On June 7, Lee Gelernt, the American Civil Liberties Union lawyer litigating the class-action challenging the family-separation practice, stated he thinks 1,500 to 2,000 children have been separated from their parents. This includes babies, toddlers and other small children torn from their mothers and fathers.

In the great majority of cases, the children have no idea where their parents are and when they will be able to see them again.

The Trump administration is traumatizing a huge number of innocent children, putting them at high risk of suffering lifelong negative impacts. In response to the current situation, the American Academy of Pediatrics wrote a letter to Homeland Security Secretary Kirstjen Nielsen urging the administration in the strongest possible terms to reject its family-separation policy: “Separation from the very parents who would provide them with love, stability and reassurance only exacerbates children’s suffering. ... Fear and stress, particularly prolonged exposure to serious stress without the buffering protection afforded by stable, responsive relationships – known as toxic stress – can harm the developing brain and harm short- and long-term health.”

I am trying to visualize the situation of the detained immigrant children. They are being warehoused and held as prisoners in unsanitary and freezing conditions for months. Rows and rows of children sleep on thin mats behind chain-linked fences. The cells are like dog kennels or large cages. The children and the immigrants call the facilities hieleras or iceboxes. The ACLU just released a report about the level of abuse by Customs and Border Patrol and ICE of children in these hieleras. It is not a pretty picture.

NBC has reported that half of the detained children are under age 12.

When U.S. Sen. Jeff Merkley tried to inspect the children’s living conditions in a Brownsville, Texas, facility, prison operators locked him out and called the police. Sen. Merkley was not allowed to carry out an inspection. The detention center is a former Walmart with blacked-out windows. Not exactly a message of transparency.

Trump’s family-separation policy has no legal basis. Attorney General Jeff Sessions described this Kafkaesque policy as a “zero-tolerance” immigration measure. John Kelly, Trump’s chief of staff, has said the purpose of family separation is deterrence of illegal immigration.

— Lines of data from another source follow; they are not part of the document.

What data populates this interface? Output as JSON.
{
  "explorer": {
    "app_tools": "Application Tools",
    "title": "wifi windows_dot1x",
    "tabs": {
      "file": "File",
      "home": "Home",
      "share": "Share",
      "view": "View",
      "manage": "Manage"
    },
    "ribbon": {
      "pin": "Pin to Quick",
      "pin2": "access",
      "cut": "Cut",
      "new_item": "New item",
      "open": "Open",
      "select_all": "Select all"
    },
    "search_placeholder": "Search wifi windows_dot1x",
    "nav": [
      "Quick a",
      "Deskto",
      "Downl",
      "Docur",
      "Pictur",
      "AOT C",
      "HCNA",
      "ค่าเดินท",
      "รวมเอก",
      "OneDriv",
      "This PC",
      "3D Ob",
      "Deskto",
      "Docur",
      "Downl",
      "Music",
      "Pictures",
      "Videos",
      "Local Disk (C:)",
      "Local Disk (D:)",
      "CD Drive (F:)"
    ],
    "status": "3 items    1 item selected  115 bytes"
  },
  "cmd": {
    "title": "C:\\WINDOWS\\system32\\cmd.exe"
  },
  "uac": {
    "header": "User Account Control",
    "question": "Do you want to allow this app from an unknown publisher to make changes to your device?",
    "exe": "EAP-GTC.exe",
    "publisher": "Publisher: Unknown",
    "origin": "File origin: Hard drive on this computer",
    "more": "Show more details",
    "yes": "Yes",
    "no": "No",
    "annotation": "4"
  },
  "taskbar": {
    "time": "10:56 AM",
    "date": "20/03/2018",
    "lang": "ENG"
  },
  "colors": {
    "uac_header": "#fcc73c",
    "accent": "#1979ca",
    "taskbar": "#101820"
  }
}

Contrary to past policies in which families were kept together and only detained for a limited time, the Trump administration has tried to work around time restrictions previously imposed by courts.

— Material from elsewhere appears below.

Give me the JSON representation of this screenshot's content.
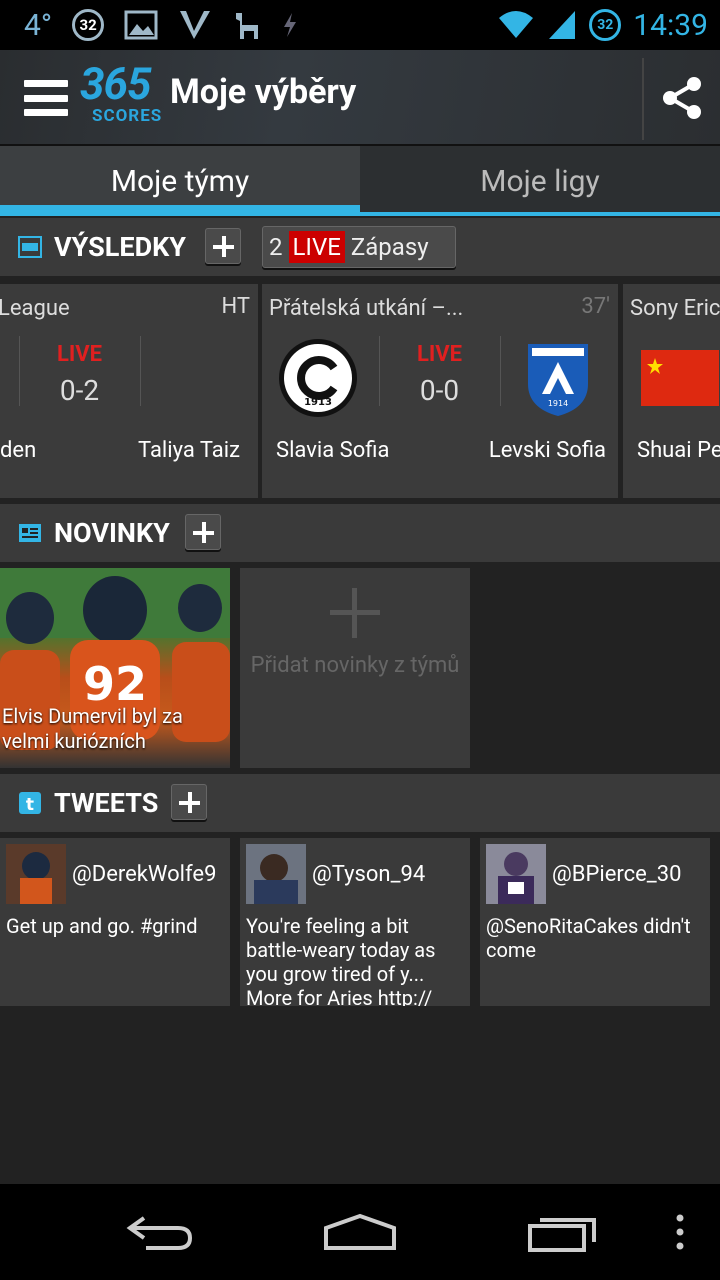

The federal court in San Diego has now preliminarily refused to dismiss the ACLU class-action lawsuit, ruling that the “wrenching separation” of families may violate the Constitution’s guarantee of due process. Under U.S. Supreme Court precedent, family integrity is considered a fundamental due process right. In this case, the Trump administration has failed to show any compelling government interest in separating parents and children. Nor have they used the least restrictive means to fulfill their interests required under due process law.

For those who may wonder, due process rights do apply to undocumented immigrants. The U.S. Supreme Court decided that in 2001 in the case of Zadvydas v Davis.

The Trump administration family-separation policy is premised on a racist dehumanization of those seeking to immigrate to the United States. To treat families in such a cruel fashion is not to accord them rights as fellow human beings. What happened to that old Republican favorite of “family values”?

Trump recently denounced unauthorized immigrants as “animals.” Sarah Huckabee Sanders later corrected her boss, stating, not reassuringly, that he only meant members of the MS-13 gang.

I wish I could say the current family separation policy is an aberration in American history. It is not. It is hard not to be reminded of both Native American and African American history.

In the last third of the 19th century, the government removed tens of thousands of Native Americans from their families and forced them into government-funded boarding schools. In these schools, the Native American children were forced to change their names, learn English, dress like Americans and convert to Christianity. Later in the 20th century, as many as 25 to 35 percent of Native American children were taken from their families with the great majority placed in white households.

Slaveholders sold the children of African American slaves away from their families. Enslaved parents lived with the constant fear that they or their children might be sold away. The destruction of families was one of the most evil aspects of slavery.

The Trump administration family-separation policy represents a profound devaluation of families of color and is in keeping with the most racist and inhumane traditions of U.S. history. This policy is a disgrace, immoral and likely unconstitutional, and we must do everything within our power to vigorously oppose it.

(Jonathan P. Baird of Wilmot works at the Social Security administration. His column reflects his own views and not those of his employer.)